Bending to intense public and political pressure to do something other than defer to Congress, the president signed an executive order today ending his administration’s practice of separating families at the border while adults are being prosecuted for illegal entry. But in many respects Trump is just kicking the can down the road.
It’s reasonably clear that most of those who called upon Trump to act wanted him simply to rescind the “zero tolerance” policy announced in May by the attorney general that created this whole crisis. He is very explicitly not doing that.
It is the policy of this Administration to rigorously enforce our immigration laws. Under our laws, the only legal way for an alien to enter this country is at a designated port of entry at an appropriate time. When an alien enters or attempts to enter the country anywhere else, that alien has committed at least the crime of improper entry and is subject to a fine or imprisonment under section 1325(a) of title 8, United States Code. This Administration will initiate proceedings to enforce this and other criminal provisions of the INA until and unless Congress directs otherwise.
Instead, the new order commands that children be incarcerated right along with their parents and instructs federal agencies to work with the Department of Homeland Security to make available or build facilities for detaining all these families. And since perpetual detention of kids violates a 1997 federal court consent decree (the so-called Flores Settlement) limiting such detentions — in practice, to 20 days — the order tells the Justice Department to ask the courts to change the rules.

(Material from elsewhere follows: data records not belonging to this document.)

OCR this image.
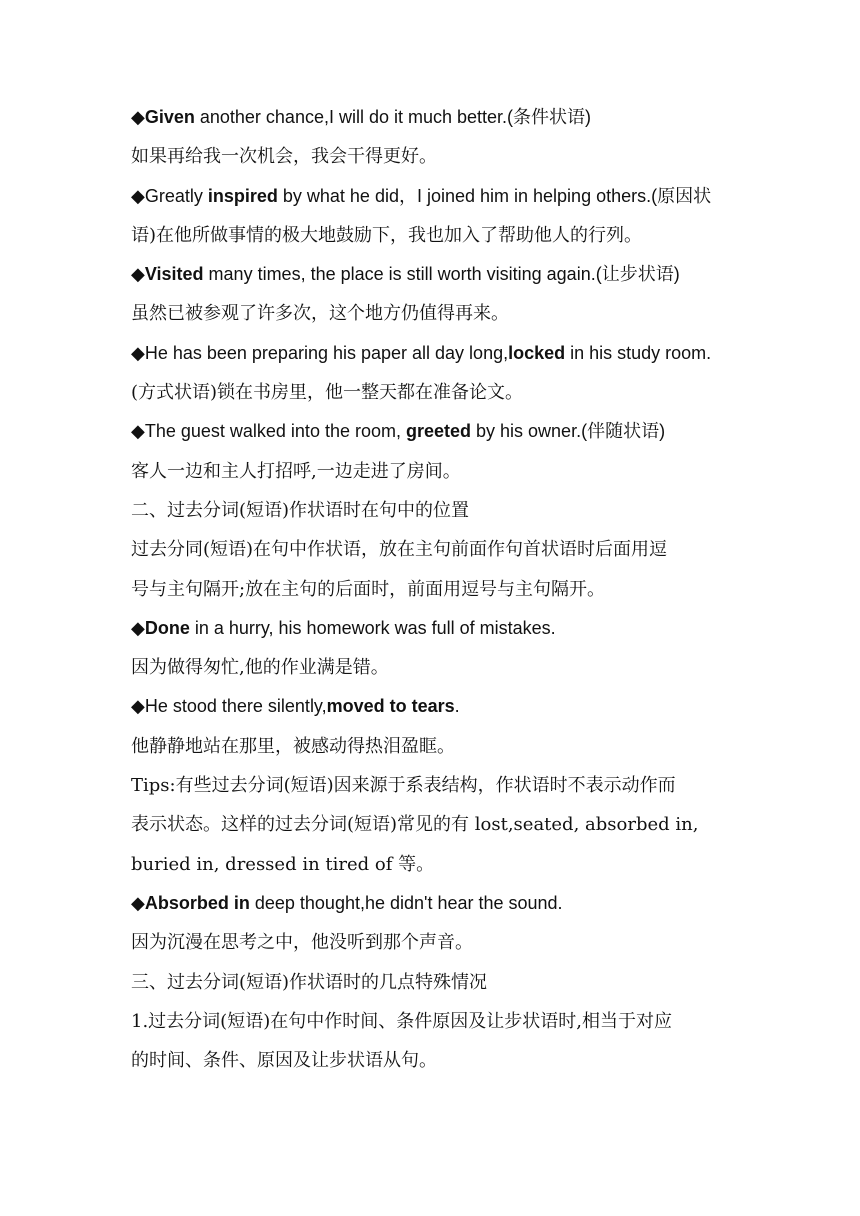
◆Given another chance,I will do it much better.(条件状语)

如果再给我一次机会，我会干得更好。

◆Greatly inspired by what he did，I joined him in helping others.(原因状

语)在他所做事情的极大地鼓励下，我也加入了帮助他人的行列。

◆Visited many times, the place is still worth visiting again.(让步状语)

虽然已被参观了许多次，这个地方仍值得再来。

◆He has been preparing his paper all day long,locked in his study room.

(方式状语)锁在书房里，他一整天都在准备论文。

◆The guest walked into the room, greeted by his owner.(伴随状语)

客人一边和主人打招呼,一边走进了房间。

二、过去分词(短语)作状语时在句中的位置

过去分同(短语)在句中作状语，放在主句前面作句首状语时后面用逗

号与主句隔开;放在主句的后面时，前面用逗号与主句隔开。

◆Done in a hurry, his homework was full of mistakes.

因为做得匆忙,他的作业满是错。

◆He stood there silently,moved to tears.

他静静地站在那里，被感动得热泪盈眶。

Tips:有些过去分词(短语)因来源于系表结构，作状语时不表示动作而

表示状态。这样的过去分词(短语)常见的有 lost,seated, absorbed in,

buried in, dressed in tired of 等。

◆Absorbed in deep thought,he didn't hear the sound.

因为沉漫在思考之中，他没听到那个声音。

三、过去分词(短语)作状语时的几点特殊情况

1.过去分词(短语)在句中作时间、条件原因及让步状语时,相当于对应

的时间、条件、原因及让步状语从句。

This approach is aimed at letting Trump have his nativist cake and eat it, too, while disclaiming responsibility for kids in cages, alone or with their parents. In the likely event that the courts will continue to place restrictions on the length and conditions of detention for children, Trump can continue to claim this is all Congress’s doing and that only Congress can fix the problem — preferably through a comprehensive immigration bill that gives the president his border wall and his big changes in legal immigration policies. In effect, Trump has switched from holding children hostage to congressional action to holding entire families hostage instead.
Worse yet, it appears the administration isn’t going to do anything about reuniting the families it has already separated:
So in the very narrowest sense Trump is complying with demands that he end (but not mend!) family separations at the border. He is nonetheless creating the equally fraught problem of large-scale family detentions at the border, and ignoring the more obvious option of abandoning the whole “zero tolerance” posture until such time as the system can be overhauled. The president’s allies will try to sell us on his compassion for kids and his extreme flexibility in modifying his administration’s procedures without, of course, giving up its devotion to The Law. The real question is whether the sights and sounds from the border that turned the cruel Trump-Sessions policy into a political disaster will get that much better now that children are no longer suffering on their own.